Can I get enough omega-3 from a plant-based diet?

Plant-based diets provide ALA (from flaxseeds, chia seeds, walnuts), but human conversion of ALA to EPA and DHA is very low. Algae-derived omega-3 supplements provide a plant-based source of preformed EPA and DHA that does not require conversion.1

How can I tell if an omega-3 supplement is high quality?

Look for products with third-party laboratory testing, a publicly available Certificate of Analysis, clearly stated EPA and DHA amounts per serving, purity testing for contaminants, and oxidation values within accepted limits. The delivery form (triglyceride vs ethyl ester) and storage conditions also matter.

References

  1. Stark KD, Van Elswyk ME, Higgins MR, Weatherford CA, Salem N Jr. Global survey of the omega-3 fatty acids, docosahexaenoic acid and eicosapentaenoic acid in the blood stream of healthy adults. Prog Lipid Res. 2016;63:132-152. View on PubMed ↗
  2. Schuchardt JP, Beinhorn P, Hu XF, et al. Omega-3 world map: 2024 update. Prog Lipid Res. 2024;95:101286. View on PubMed ↗
  3. Khan SU, Lone AN, Khan MS, et al.

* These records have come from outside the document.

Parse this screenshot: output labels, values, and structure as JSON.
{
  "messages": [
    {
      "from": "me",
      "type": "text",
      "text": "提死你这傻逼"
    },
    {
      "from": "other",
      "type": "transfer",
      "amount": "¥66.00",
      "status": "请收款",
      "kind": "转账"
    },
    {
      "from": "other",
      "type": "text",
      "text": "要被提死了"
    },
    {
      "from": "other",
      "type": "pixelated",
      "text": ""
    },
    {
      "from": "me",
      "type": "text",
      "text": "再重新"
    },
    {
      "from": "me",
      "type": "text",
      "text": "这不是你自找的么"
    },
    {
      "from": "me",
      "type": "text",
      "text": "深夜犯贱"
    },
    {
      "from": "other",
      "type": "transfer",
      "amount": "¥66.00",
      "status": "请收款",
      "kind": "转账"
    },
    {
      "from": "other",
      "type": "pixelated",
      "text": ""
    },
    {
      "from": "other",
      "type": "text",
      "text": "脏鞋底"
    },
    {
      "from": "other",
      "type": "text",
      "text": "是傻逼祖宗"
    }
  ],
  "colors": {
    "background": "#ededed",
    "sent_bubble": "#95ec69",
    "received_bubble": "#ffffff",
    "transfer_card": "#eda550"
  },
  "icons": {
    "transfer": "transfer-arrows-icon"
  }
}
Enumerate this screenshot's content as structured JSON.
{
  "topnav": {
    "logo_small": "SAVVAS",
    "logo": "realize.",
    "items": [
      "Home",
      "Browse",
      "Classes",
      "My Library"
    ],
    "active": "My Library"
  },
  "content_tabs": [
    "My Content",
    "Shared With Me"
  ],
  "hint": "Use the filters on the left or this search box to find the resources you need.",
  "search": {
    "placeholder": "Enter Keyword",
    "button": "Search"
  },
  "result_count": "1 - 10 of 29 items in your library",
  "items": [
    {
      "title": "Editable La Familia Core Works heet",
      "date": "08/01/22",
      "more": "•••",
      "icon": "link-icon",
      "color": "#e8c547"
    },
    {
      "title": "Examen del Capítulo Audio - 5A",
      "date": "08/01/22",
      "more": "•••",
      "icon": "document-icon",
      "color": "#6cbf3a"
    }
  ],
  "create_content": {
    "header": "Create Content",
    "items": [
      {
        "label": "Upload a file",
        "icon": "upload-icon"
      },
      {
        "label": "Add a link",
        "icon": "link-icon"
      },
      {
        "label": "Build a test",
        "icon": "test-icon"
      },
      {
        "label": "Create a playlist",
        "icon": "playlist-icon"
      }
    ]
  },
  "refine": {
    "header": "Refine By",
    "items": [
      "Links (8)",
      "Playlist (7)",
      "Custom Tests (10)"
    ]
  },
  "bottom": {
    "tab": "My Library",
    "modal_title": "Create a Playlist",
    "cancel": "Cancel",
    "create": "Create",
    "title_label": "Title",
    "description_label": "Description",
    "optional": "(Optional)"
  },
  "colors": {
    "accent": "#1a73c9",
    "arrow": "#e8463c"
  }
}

Effect of omega-3 fatty acids on cardiovascular outcomes: a systematic review and meta-analysis. EClinicalMedicine. 2021;38:100997. View on PubMed ↗
  4. Wang T, Zhang X, Zhou N, et al. Association between omega-3 fatty acid intake and dyslipidemia: a continuous dose-response meta-analysis of randomized controlled trials. J Am Heart Assoc. 2023;12(9):e029512. View on PubMed ↗
  5. Kavyani Z, Musazadeh V, Fathi S, Faghfouri AH, Dehghan P, Sarmadi B. Efficacy of the omega-3 fatty acids supplementation on inflammatory biomarkers: an umbrella meta-analysis. Int Immunopharmacol. 2022;111:109104. View on PubMed ↗
  6. Kothapalli KSD, Park HG, Brenna JT. Omega-3 fatty acids and cognitive function. Curr Opin Clin Nutr Metab Care. 2023;26(2):92-98. View on PubMed ↗
  7. Wei BZ, Li L, Dong CW, Tan CC, Xu W; Alzheimer's Disease Neuroimaging Initiative. The influence of n-3 polyunsaturated fatty acids on cognitive function in individuals without dementia: a systematic review and dose-response meta-analysis. J Nutr Health Aging. 2024;28(3):100168. View on PubMed ↗
  8. Yurko-Mauro K, Alexander DD, Van Elswyk ME. Docosahexaenoic acid and adult memory: a systematic review and meta-analysis. PLoS One. 2015;10(3):e0120391. View on PubMed ↗
  9. Musazadeh V, Kavyani Z, Naghshbandi B, Dehghan P, Vajdi M. The beneficial effects of omega-3 polyunsaturated fatty acids on controlling blood pressure: an umbrella meta-analysis. Front Nutr. 2022;9:985451. View on PubMed ↗

Disclaimer: Educational content only. Not medical advice. Supplements are not intended to diagnose, treat, cure, or prevent any disease. Consult a qualified healthcare professional if you have a medical condition or take medication.